Advertisements Stir Up Nothing but Resentment
I was glad to see that people were speaking out against the ads that David Gordon, owner of Roosevelt Memorial Park, has placed in the Jewish Exponent, but was disappointed that the negative response was only about cremation. I called Mr. Gordon after noticing the first ad in the paper, many months ago, to share my disgust.
I find the ads to be distasteful, and that they play on scare tactics. They started appearing at a time when my husband and I were beginning to investigate buying plots, and his ads made it clear to me that his cemetery was not a place I wanted to spend any time in — life or death.
I hope Mr. Gordon takes a good hard look at his advertising methods and replaces his current campaign with one of compassion and caring.
Why Shouldn't Cremation Be a Viable Option?
After seeing the advertisment for Roosevelt Memorial Park's cremation option, I knew there would be a lot of negative feedback from your readers. I personally would not choose cremation, but why should I condemn someone who would?
The Jews who were exterminated in the Holocaust did not choose to die — nor the method by which they died. Shouldn't people who may have had their bodies ravaged by cancer be allowed to choose cremation?
I think we should accept a person's final wishes whatever they may be, whether we personally agree with them or not.
There's More to Torah Than This Rabbi Let's On
We owe Rabbi Seymor Prystowsky (Letters: "Blind Faith: Hardly the Path for Modern Jews," Oct. 28) a debt of gratitude for so clearly articulating his approach to the Torah: that it is a mere human work and does not demand of us anything we wouldn't ask of ourselves in its absence.
The Jewish religious tradition that has kept us a people for several thousand years, however, has a very different take on this — namely, that the Torah represents God's will for His people, and that even the parts of it that give Rabbi Prystowsky indigestion have much to teach us.
Hopefully, by stating his view, the rabbi will have stimulated some Jewish readers to go out and explore the fullness of their religious heritage.
There is nothing wrong with questioning any part of the Torah. However, not knowing the answer is not a license or a reason to claim that the Torah — which the Jewish people have studied, observed and sacrificed for thousands of years — is one big ruse.
There are many places to search for answers. You can start by buying Samson Raphael Hirsch's commentary to the Torah, or an ArtScroll/Mesorah book, or by visiting a website like aish.com or torah.org.
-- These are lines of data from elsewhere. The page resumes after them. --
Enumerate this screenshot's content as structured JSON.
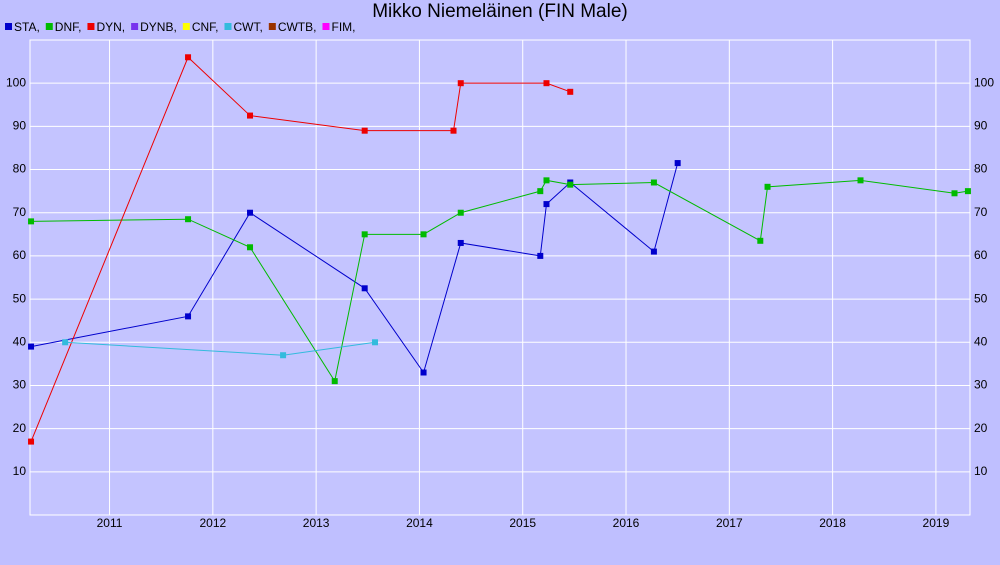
{
  "chart_data": {
    "type": "line",
    "title": "Mikko Niemeläinen (FIN Male)",
    "xlim": [
      2010.23,
      2019.33
    ],
    "xticks": [
      2011,
      2012,
      2013,
      2014,
      2015,
      2016,
      2017,
      2018,
      2019
    ],
    "ylim": [
      0,
      110
    ],
    "yticks": [
      10,
      20,
      30,
      40,
      50,
      60,
      70,
      80,
      90,
      100
    ],
    "grid": true,
    "series": [
      {
        "name": "STA,",
        "color": "#0000cc",
        "x": [
          2010.24,
          2011.76,
          2012.36,
          2013.47,
          2014.04,
          2014.4,
          2015.17,
          2015.23,
          2015.46,
          2016.27,
          2016.5
        ],
        "values": [
          39,
          46,
          70,
          52.5,
          33,
          63,
          60,
          72,
          77,
          61,
          81.5
        ]
      },
      {
        "name": "DNF,",
        "color": "#00bb00",
        "x": [
          2010.24,
          2011.76,
          2012.36,
          2013.18,
          2013.47,
          2014.04,
          2014.4,
          2015.17,
          2015.23,
          2015.46,
          2016.27,
          2017.3,
          2017.37,
          2018.27,
          2019.18,
          2019.31
        ],
        "values": [
          68,
          68.5,
          62,
          31,
          65,
          65,
          70,
          75,
          77.5,
          76.5,
          77,
          63.5,
          76,
          77.5,
          74.5,
          75
        ]
      },
      {
        "name": "DYN,",
        "color": "#ee0000",
        "x": [
          2010.24,
          2011.76,
          2012.36,
          2013.47,
          2014.33,
          2014.4,
          2015.23,
          2015.46
        ],
        "values": [
          17,
          106,
          92.5,
          89,
          89,
          100,
          100,
          98
        ]
      },
      {
        "name": "DYNB,",
        "color": "#7733ee",
        "x": [],
        "values": []
      },
      {
        "name": "CNF,",
        "color": "#ffff00",
        "x": [],
        "values": []
      },
      {
        "name": "CWT,",
        "color": "#33bbdd",
        "x": [
          2010.57,
          2012.68,
          2013.57
        ],
        "values": [
          40,
          37,
          40
        ]
      },
      {
        "name": "CWTB,",
        "color": "#993300",
        "x": [],
        "values": []
      },
      {
        "name": "FIM,",
        "color": "#ff00ff",
        "x": [],
        "values": []
      }
    ]
  }
}
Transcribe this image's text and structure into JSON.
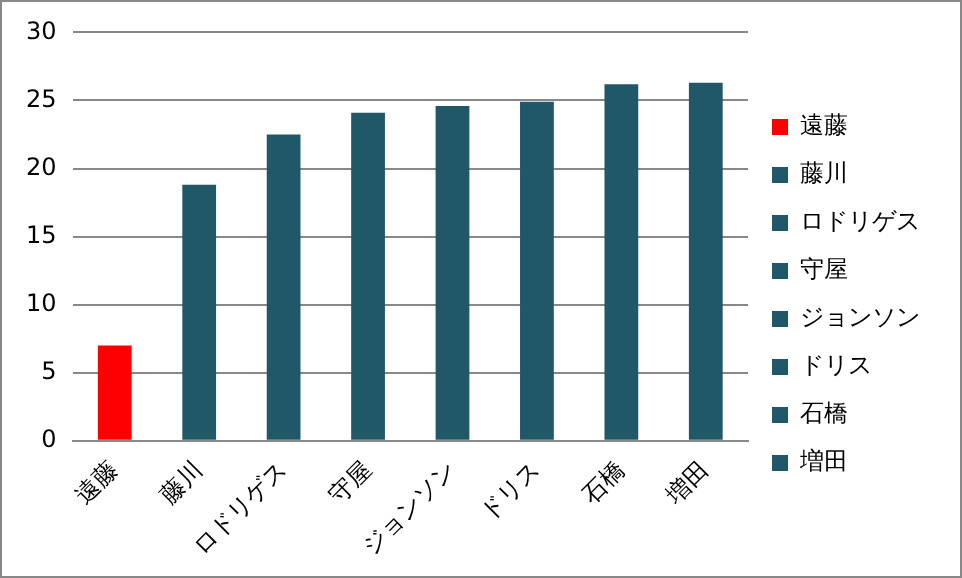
{
  "chart_data": {
    "type": "bar",
    "categories": [
      "遠藤",
      "藤川",
      "ロドリゲス",
      "守屋",
      "ジョンソン",
      "ドリス",
      "石橋",
      "増田"
    ],
    "series": [
      {
        "name": "遠藤",
        "color": "#ff0000",
        "values": [
          7.0,
          null,
          null,
          null,
          null,
          null,
          null,
          null
        ]
      },
      {
        "name": "藤川",
        "color": "#215868",
        "values": [
          null,
          18.8,
          null,
          null,
          null,
          null,
          null,
          null
        ]
      },
      {
        "name": "ロドリゲス",
        "color": "#215868",
        "values": [
          null,
          null,
          22.5,
          null,
          null,
          null,
          null,
          null
        ]
      },
      {
        "name": "守屋",
        "color": "#215868",
        "values": [
          null,
          null,
          null,
          24.1,
          null,
          null,
          null,
          null
        ]
      },
      {
        "name": "ジョンソン",
        "color": "#215868",
        "values": [
          null,
          null,
          null,
          null,
          24.6,
          null,
          null,
          null
        ]
      },
      {
        "name": "ドリス",
        "color": "#215868",
        "values": [
          null,
          null,
          null,
          null,
          null,
          24.9,
          null,
          null
        ]
      },
      {
        "name": "石橋",
        "color": "#215868",
        "values": [
          null,
          null,
          null,
          null,
          null,
          null,
          26.2,
          null
        ]
      },
      {
        "name": "増田",
        "color": "#215868",
        "values": [
          null,
          null,
          null,
          null,
          null,
          null,
          null,
          26.3
        ]
      }
    ],
    "ylim": [
      0,
      30
    ],
    "yticks": [
      0,
      5,
      10,
      15,
      20,
      25,
      30
    ],
    "grid": "y",
    "legend": "right"
  }
}
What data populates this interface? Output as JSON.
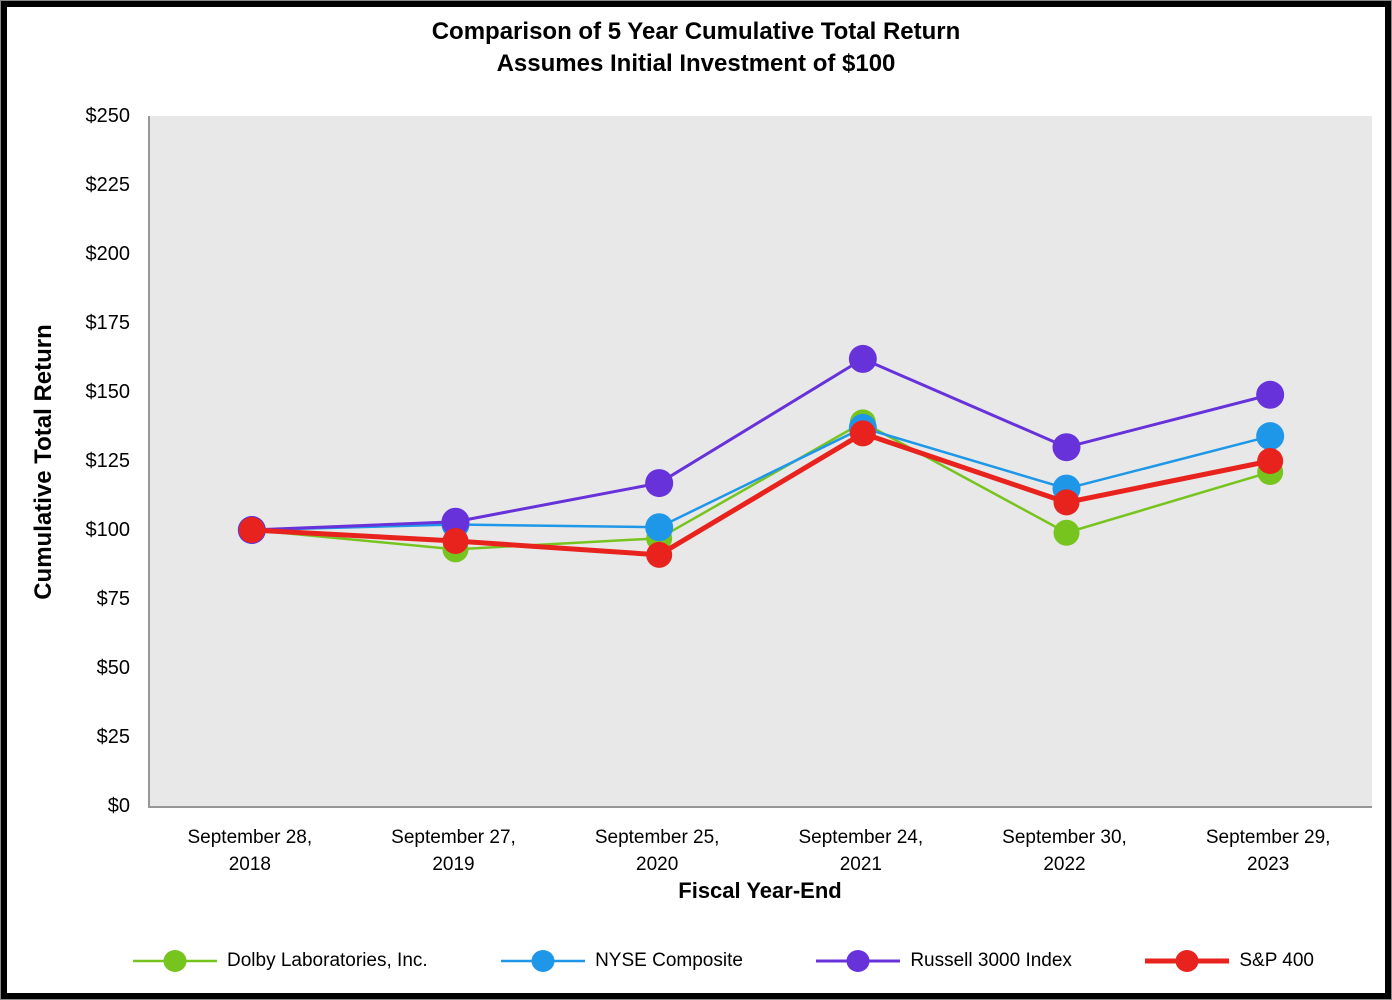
{
  "chart_data": {
    "type": "line",
    "title": "Comparison of 5 Year Cumulative Total Return",
    "subtitle": "Assumes Initial Investment of $100",
    "xlabel": "Fiscal Year-End",
    "ylabel": "Cumulative Total Return",
    "ylim": [
      0,
      250
    ],
    "yticks": [
      0,
      25,
      50,
      75,
      100,
      125,
      150,
      175,
      200,
      225,
      250
    ],
    "ytick_labels": [
      "$0",
      "$25",
      "$50",
      "$75",
      "$100",
      "$125",
      "$150",
      "$175",
      "$200",
      "$225",
      "$250"
    ],
    "categories": [
      "September 28, 2018",
      "September 27, 2019",
      "September 25, 2020",
      "September 24, 2021",
      "September 30, 2022",
      "September 29, 2023"
    ],
    "grid": false,
    "plot_background": "#E8E8E8",
    "legend_position": "bottom",
    "series": [
      {
        "name": "Dolby Laboratories, Inc.",
        "color": "#77C41F",
        "line_width": 2.5,
        "marker_radius": 13,
        "values": [
          100,
          93,
          97,
          139,
          99,
          121
        ]
      },
      {
        "name": "NYSE Composite",
        "color": "#1F97E8",
        "line_width": 2.5,
        "marker_radius": 14,
        "values": [
          100,
          102,
          101,
          137,
          115,
          134
        ]
      },
      {
        "name": "Russell 3000 Index",
        "color": "#6732D9",
        "line_width": 3,
        "marker_radius": 14,
        "values": [
          100,
          103,
          117,
          162,
          130,
          149
        ]
      },
      {
        "name": "S&P 400",
        "color": "#E8231E",
        "line_width": 5,
        "marker_radius": 13,
        "values": [
          100,
          96,
          91,
          135,
          110,
          125
        ]
      }
    ]
  }
}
I am confident that if a person sincerely searches for the truth — even without perhaps finding a solution — he or she will discover the veracity and timelessness of the Torah.
Rabbi Dovid Max
Community Torah Center of Bucks County
One Thing's Clear: Tea Party Isn't Friend of Jews
How wonderful to know about Virginia Rep. Eric Cantor's possible elevation to the highest post a Jew has ever had in Congress.
Please note, however, that he is the only Republican Jew in Congress.
Make no mistake: The Tea Party and the conservative, reactionary forces that drive it are no friends of the Jews.
Religion and the state should not mix; and despite the Tea Partyers claim to Jeffersonian ideals, they seem to conveniently forget that Jefferson was not a religious man, nor did he profess any church preference and was not a regular attendee — if at all. I'd much rather emulate Ben Franklin, who mixed and mingled with all religions extant at his time in the United States.
Thank you, but I'll practice my religion the way I am guaranteed to in our Constitution — and not by what some pork-chop preacher tells me is "the truth."